Wednesday, March 5, 2014

Legacies of Life

I wrote this from the vantage point of my father-in-law almost ten years ago, when he was dealing with the difficulty of seeing his wife in a nursing home. Maybe some of you understand the suffering involved in dealing with dementia or Alzheimer’s disease.

My Wife of 50 Years


I can’t find her in the place where she lives, my wife of 50 years, even though I try. I bring her clothes, make sure she’s clean and listen to the words I no longer understand. I can’t stay away and I can’t stay long.

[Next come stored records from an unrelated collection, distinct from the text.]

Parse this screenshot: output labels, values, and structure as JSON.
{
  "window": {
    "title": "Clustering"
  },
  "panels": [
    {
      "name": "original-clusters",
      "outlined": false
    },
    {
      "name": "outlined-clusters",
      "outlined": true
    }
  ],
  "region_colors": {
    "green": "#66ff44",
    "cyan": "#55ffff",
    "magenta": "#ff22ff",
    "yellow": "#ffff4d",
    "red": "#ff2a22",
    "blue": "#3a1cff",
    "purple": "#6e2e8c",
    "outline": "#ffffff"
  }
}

I return to the home we shared, she and I, and there I find her, my wife of fifty years. I find her in the scent of the vanilla perfume sitting on the mirrored tray. I find her under the quilt she made, and I find her in the brush that I use on my fine white hair; the brush she used each day trying to manage the hair that never stayed just right.

Her hair is the one thing that brings a rare smile as I say, “Honey, your hair looks pretty today.”
I guess when you worry and fuss about something your entire life you never forget, even in a mind almost gone. And so I chuckle a little and I sniff, and I snuggle and I brush trying to find her, my wife of 50 years.
“Come to me, all you who are weary and burdened, and I will give you rest.”

Dear Father in Heaven,
Comfort those suffering today in their own bodies and minds or in dealing with the suffering of our loved ones. You understand us even when we don’t. You know our hearts and we trust You with it all, until, one day, there will be no more suffering or tears or pain.